If my initial proposed solution doesn't make sense [having an even handler on the connection object for "password", just like "keyboard-interactive"], perhaps it would make sense for ConnectConfig.password to accept a lambda that returns a string, as well as just a string, for the password option? So a solution that does what I'm trying to achieve would look like:

Example:

      const cfg: ConnectConfig = {
        host: this._config.host,
        port: this._config.port,
        username: this._config.username,
        readyTimeout: sasLaunchTimeout,
        agent: process.env.SSH_AUTH_SOCK || undefined,
        tryKeyboard: true,
        password: () => { return promptUserForPassword() },
   };

chunky avatar Jul 06 '24 21:07 chunky

  • After each time around, the contents of "methodsLeft" isn't getting any shorter

The list given is from the server and it can send whatever it wants.

  • Should the authHandler be popping items off that list?

If you are using a custom authentication handler, you will need to maintain your own queue of methods to try.

  • There's no obvious way to identify if I should move to the next item in the queue

Typically you move to the next item in the queue if your authentication handler function has been called, it's only called when authentication hasn't finished.

Be aware that some servers could be set up with more complex authentication workflows that require multiple, specific methods to be used (maybe even a specific order) as indicated by the partialSuccess argument (some 2FA mechanisms may utilize this).
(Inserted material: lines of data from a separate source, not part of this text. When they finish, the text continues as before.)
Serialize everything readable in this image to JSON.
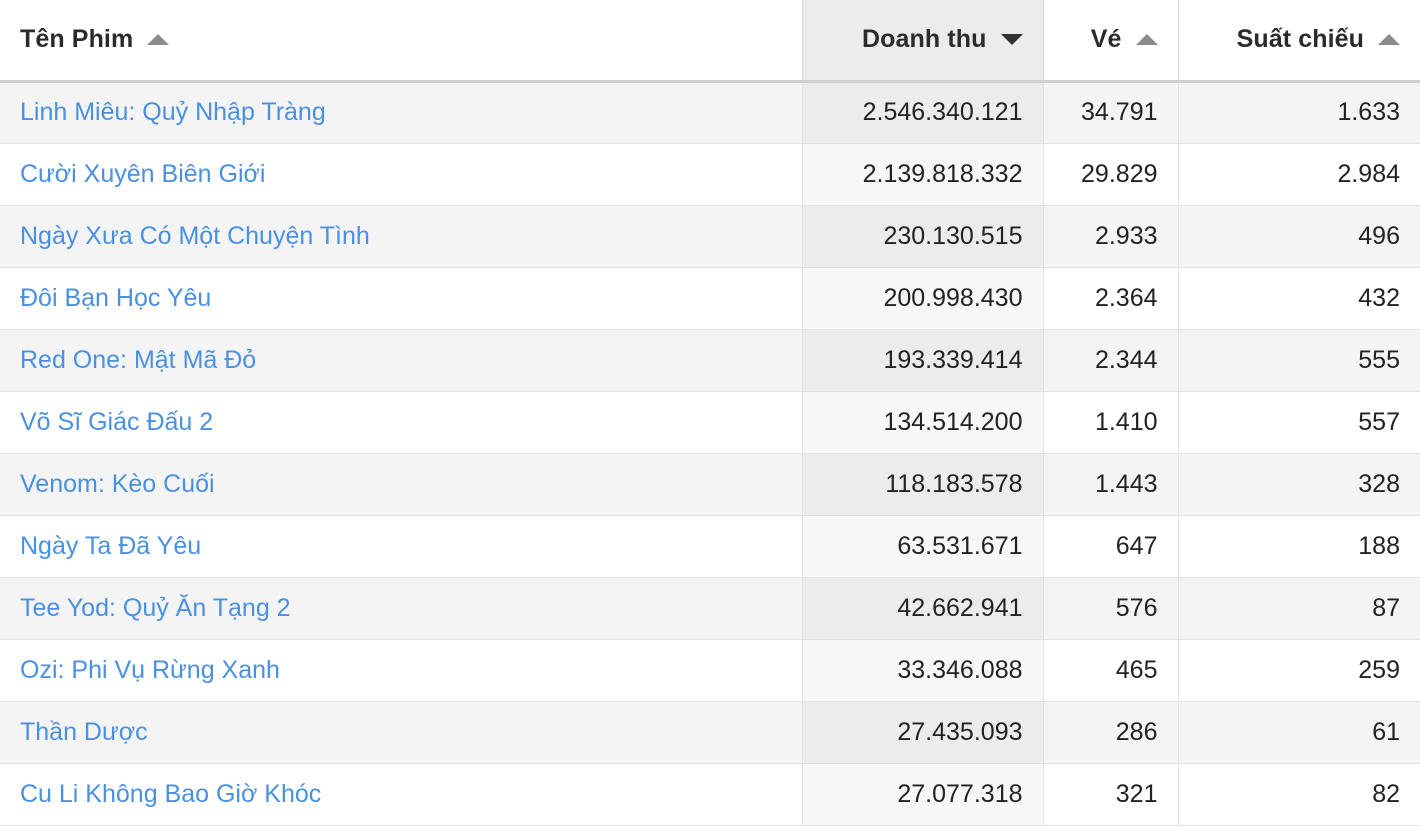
{
  "table": {
    "columns": [
      {
        "key": "name",
        "label": "Tên Phim",
        "sort": "asc",
        "active": false,
        "align": "left"
      },
      {
        "key": "revenue",
        "label": "Doanh thu",
        "sort": "desc",
        "active": true,
        "align": "right"
      },
      {
        "key": "tickets",
        "label": "Vé",
        "sort": "asc",
        "active": false,
        "align": "right"
      },
      {
        "key": "shows",
        "label": "Suất chiếu",
        "sort": "asc",
        "active": false,
        "align": "right"
      }
    ],
    "sort_icons": {
      "asc": "sort-arrow-up-icon",
      "desc": "sort-arrow-down-icon"
    },
    "colors": {
      "link": "#4a90e2",
      "header_text": "#2b2b2b",
      "cell_text": "#222222",
      "row_odd": "#f4f4f4",
      "row_even": "#ffffff",
      "sorted_col_odd": "#ececec",
      "sorted_col_even": "#f7f7f7",
      "border": "#e2e2e2",
      "header_border": "#cfcfcf",
      "sort_arrow_inactive": "#8c8c8c",
      "sort_arrow_active": "#333333"
    },
    "rows": [
      {
        "name": "Linh Miêu: Quỷ Nhập Tràng",
        "revenue": "2.546.340.121",
        "tickets": "34.791",
        "shows": "1.633"
      },
      {
        "name": "Cười Xuyên Biên Giới",
        "revenue": "2.139.818.332",
        "tickets": "29.829",
        "shows": "2.984"
      },
      {
        "name": "Ngày Xưa Có Một Chuyện Tình",
        "revenue": "230.130.515",
        "tickets": "2.933",
        "shows": "496"
      },
      {
        "name": "Đôi Bạn Học Yêu",
        "revenue": "200.998.430",
        "tickets": "2.364",
        "shows": "432"
      },
      {
        "name": "Red One: Mật Mã Đỏ",
        "revenue": "193.339.414",
        "tickets": "2.344",
        "shows": "555"
      },
      {
        "name": "Võ Sĩ Giác Đấu 2",
        "revenue": "134.514.200",
        "tickets": "1.410",
        "shows": "557"
      },
      {
        "name": "Venom: Kèo Cuối",
        "revenue": "118.183.578",
        "tickets": "1.443",
        "shows": "328"
      },
      {
        "name": "Ngày Ta Đã Yêu",
        "revenue": "63.531.671",
        "tickets": "647",
        "shows": "188"
      },
      {
        "name": "Tee Yod: Quỷ Ăn Tạng 2",
        "revenue": "42.662.941",
        "tickets": "576",
        "shows": "87"
      },
      {
        "name": "Ozi: Phi Vụ Rừng Xanh",
        "revenue": "33.346.088",
        "tickets": "465",
        "shows": "259"
      },
      {
        "name": "Thần Dược",
        "revenue": "27.435.093",
        "tickets": "286",
        "shows": "61"
      },
      {
        "name": "Cu Li Không Bao Giờ Khóc",
        "revenue": "27.077.318",
        "tickets": "321",
        "shows": "82"
      }
    ]
  }
}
mscdex avatar Jul 06 '24 23:07 mscdex

My key point is that I don't want to have a custom auth handler, or deal with all the complex workflows. I just want a way to delay asking for a password until it's absolutely necessary, and ideally to have the client try all the non-interactive methods first.

All of this is in support of not having to ask the user for the password until it's absolutely necessary, which often will mean "not ask at all", in order to improve the user's experience.

chunky avatar Jul 07 '24 02:07 chunky

Custom authentication handlers exist exactly for situations like this where you need more control over the authentication process. If you want to prompt the user only if the server offers 'password' authentication, then you can absolutely do that with a custom authentication handler. I don't see what the problem is.

Besides, typically users already know how they want to authenticate before the connection is attempted, in which case you would just set whatever appropriate values in the config object and be done with it.